The pressure on independent booksellers tells just part of the story of uncertainty and change in the book business.
The big chains themselves face competition from supermarkets, drugstores, discount stores, and warehouse clubs. Publishers face bottom-line pressure to raise the volume on book sales, and the Internet is a marketing mystery demanding to be solved.
Total book sales in the US continue to rise, up 142 percent since 1986, but bookseller profits are shrinking.
That, plus a record number of books returned to publishers unsold, has spawned an industrywide debate about whether the system needs an overhaul.
"There was a lot of distribution of books into inefficient channels," says Steve Riggio, chief executive officer of Barnes & Noble, the nation's largest chain, with more than 550 stores plus 450 superstores. "They weren't booksellers and tended to only cream the top end of the business.

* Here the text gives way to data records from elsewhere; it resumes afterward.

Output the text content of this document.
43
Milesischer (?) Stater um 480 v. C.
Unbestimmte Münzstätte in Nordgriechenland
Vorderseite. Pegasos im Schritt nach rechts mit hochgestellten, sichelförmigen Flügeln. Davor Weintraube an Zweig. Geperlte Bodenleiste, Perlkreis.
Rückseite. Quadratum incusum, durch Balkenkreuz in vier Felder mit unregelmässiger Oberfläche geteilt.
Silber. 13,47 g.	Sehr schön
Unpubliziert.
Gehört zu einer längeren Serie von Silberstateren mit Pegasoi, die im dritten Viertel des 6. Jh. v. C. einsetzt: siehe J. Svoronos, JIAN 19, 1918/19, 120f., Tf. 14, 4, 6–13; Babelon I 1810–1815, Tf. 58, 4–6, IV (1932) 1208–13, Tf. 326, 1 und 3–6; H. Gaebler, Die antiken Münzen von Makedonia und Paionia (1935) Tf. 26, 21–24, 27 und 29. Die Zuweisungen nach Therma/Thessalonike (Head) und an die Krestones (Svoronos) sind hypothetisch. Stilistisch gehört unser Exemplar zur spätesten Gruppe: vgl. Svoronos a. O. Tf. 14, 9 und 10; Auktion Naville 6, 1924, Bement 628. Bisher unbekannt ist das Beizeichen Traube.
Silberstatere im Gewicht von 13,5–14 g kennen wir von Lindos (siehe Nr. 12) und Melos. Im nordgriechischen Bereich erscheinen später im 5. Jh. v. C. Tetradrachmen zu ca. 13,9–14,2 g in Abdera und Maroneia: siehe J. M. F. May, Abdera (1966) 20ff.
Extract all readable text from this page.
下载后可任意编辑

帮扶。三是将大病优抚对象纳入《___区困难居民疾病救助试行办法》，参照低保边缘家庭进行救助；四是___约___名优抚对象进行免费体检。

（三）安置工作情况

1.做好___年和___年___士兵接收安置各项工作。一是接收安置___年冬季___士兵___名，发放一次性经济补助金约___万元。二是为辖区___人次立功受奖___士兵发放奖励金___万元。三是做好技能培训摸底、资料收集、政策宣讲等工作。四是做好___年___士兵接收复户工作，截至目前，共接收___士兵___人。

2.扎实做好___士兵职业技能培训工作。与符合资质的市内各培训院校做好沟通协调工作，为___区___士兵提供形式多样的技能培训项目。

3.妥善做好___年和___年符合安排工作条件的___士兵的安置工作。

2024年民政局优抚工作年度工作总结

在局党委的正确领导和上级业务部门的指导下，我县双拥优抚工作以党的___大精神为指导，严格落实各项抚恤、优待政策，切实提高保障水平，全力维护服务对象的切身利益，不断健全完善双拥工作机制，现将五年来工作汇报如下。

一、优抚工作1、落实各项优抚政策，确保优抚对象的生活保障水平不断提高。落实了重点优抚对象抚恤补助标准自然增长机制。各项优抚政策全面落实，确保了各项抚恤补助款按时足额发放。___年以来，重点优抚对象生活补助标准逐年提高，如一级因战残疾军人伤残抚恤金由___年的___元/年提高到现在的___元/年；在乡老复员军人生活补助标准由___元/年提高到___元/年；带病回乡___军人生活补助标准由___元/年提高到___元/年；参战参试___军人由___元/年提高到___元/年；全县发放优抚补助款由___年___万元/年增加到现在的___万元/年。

I think some publishers paid the price [in returns] for their eager distribution of books into those channels. "
Jean Srnezc of Baker & Taylor, a book wholesaler in Somerville, N.J., says the record returns may be a one-time correction, but are keyed to fundamental challenges. "Part of the problem is the pressure on publishers to pay huge advances for a book because of competition," she says, "and if you do that, you have to print a lot to justify the advance. And if you don't market and promote the books, you can't expect to get shelf space.... It's a self-fulfilling prophecy."

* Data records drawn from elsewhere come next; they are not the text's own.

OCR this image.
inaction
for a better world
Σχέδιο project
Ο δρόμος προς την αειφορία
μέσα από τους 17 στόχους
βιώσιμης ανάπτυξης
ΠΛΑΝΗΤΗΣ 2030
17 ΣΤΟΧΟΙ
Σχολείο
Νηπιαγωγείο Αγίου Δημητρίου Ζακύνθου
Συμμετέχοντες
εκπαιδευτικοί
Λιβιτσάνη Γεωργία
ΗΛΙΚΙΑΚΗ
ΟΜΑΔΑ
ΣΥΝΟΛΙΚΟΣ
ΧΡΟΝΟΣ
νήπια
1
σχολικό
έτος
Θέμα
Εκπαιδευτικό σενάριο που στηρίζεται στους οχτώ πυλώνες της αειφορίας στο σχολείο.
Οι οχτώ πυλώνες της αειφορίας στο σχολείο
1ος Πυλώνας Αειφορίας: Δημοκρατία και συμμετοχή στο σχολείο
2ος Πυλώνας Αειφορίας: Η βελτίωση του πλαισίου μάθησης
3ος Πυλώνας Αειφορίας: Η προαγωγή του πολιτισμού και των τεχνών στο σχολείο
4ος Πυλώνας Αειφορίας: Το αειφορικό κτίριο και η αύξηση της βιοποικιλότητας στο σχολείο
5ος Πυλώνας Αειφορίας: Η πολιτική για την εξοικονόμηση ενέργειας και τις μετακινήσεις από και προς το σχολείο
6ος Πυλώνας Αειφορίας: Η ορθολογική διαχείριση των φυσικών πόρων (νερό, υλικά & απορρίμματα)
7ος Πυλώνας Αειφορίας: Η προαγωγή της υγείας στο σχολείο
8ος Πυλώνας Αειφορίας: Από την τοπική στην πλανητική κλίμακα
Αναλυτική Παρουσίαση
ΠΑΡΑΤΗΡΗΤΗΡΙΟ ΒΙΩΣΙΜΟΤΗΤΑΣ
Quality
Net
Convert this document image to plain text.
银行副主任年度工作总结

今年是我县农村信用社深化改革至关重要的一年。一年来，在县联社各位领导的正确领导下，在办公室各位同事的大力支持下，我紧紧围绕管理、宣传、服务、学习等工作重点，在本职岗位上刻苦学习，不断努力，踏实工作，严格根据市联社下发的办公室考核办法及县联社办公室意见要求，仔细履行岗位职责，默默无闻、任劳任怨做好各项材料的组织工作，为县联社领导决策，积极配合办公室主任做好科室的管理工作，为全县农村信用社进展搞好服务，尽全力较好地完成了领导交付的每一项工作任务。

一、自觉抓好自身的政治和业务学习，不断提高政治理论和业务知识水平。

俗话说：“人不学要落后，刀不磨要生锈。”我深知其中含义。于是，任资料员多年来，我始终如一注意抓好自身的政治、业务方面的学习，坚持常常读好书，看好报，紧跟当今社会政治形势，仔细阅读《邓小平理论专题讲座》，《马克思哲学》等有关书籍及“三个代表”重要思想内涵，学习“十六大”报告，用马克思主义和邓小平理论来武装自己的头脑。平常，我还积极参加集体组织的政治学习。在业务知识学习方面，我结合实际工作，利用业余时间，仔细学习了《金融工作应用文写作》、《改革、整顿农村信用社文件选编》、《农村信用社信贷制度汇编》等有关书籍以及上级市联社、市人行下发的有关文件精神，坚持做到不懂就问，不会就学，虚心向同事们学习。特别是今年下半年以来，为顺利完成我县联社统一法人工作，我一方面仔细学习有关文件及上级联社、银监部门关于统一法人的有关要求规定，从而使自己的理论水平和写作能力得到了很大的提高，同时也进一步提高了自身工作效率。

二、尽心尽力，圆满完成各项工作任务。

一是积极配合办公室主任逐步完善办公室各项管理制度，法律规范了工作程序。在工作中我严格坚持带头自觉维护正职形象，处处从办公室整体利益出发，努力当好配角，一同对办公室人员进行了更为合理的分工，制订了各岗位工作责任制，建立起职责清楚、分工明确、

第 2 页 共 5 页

All this comes amid a "short-term focus" on profits by media conglomerates.
"The change I've seen is from thinking the overall book list will make money to expecting every book to make money," says Bill Strachan, director of Columbia University Press in New York. "It puts pressure all the way down the line."
The life cycle of a book is highly compressed these days. Computers track everything, and books that don't sell can be pulled in days.

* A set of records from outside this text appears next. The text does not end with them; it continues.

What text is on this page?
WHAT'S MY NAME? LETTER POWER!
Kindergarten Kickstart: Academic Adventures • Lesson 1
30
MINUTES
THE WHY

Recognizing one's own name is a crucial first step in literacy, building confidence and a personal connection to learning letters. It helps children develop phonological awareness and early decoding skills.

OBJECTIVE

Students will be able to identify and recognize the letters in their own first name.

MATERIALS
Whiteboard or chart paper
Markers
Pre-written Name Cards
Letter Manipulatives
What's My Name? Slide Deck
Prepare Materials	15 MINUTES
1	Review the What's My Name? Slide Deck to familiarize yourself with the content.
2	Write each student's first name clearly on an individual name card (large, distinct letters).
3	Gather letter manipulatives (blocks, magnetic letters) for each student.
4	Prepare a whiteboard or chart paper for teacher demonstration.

Publisher HarperCollins - part of the Rupert Murdoch empire - recently canceled publication of about 100 mid-list books, those expected to bring moderate sales. Alarmed by returns and dwindling mid-list sales, HarperCollins needed to face "reality," explains company president Anthea Disney.
That's the kind of decision that, if repeated, could reduce diversity in the marketplace, say independent store owners.
The Internet deals a wild card into the mix. Booming book sales at Internet sites - notably Amazon.com with its 2.5 million discounted titles - hint at the potential for both profits and diversity. Barnes & Noble has jumped in with a site of its own (www.barnesandnoble.com). But the profitability of book sales on the Net remains unproved.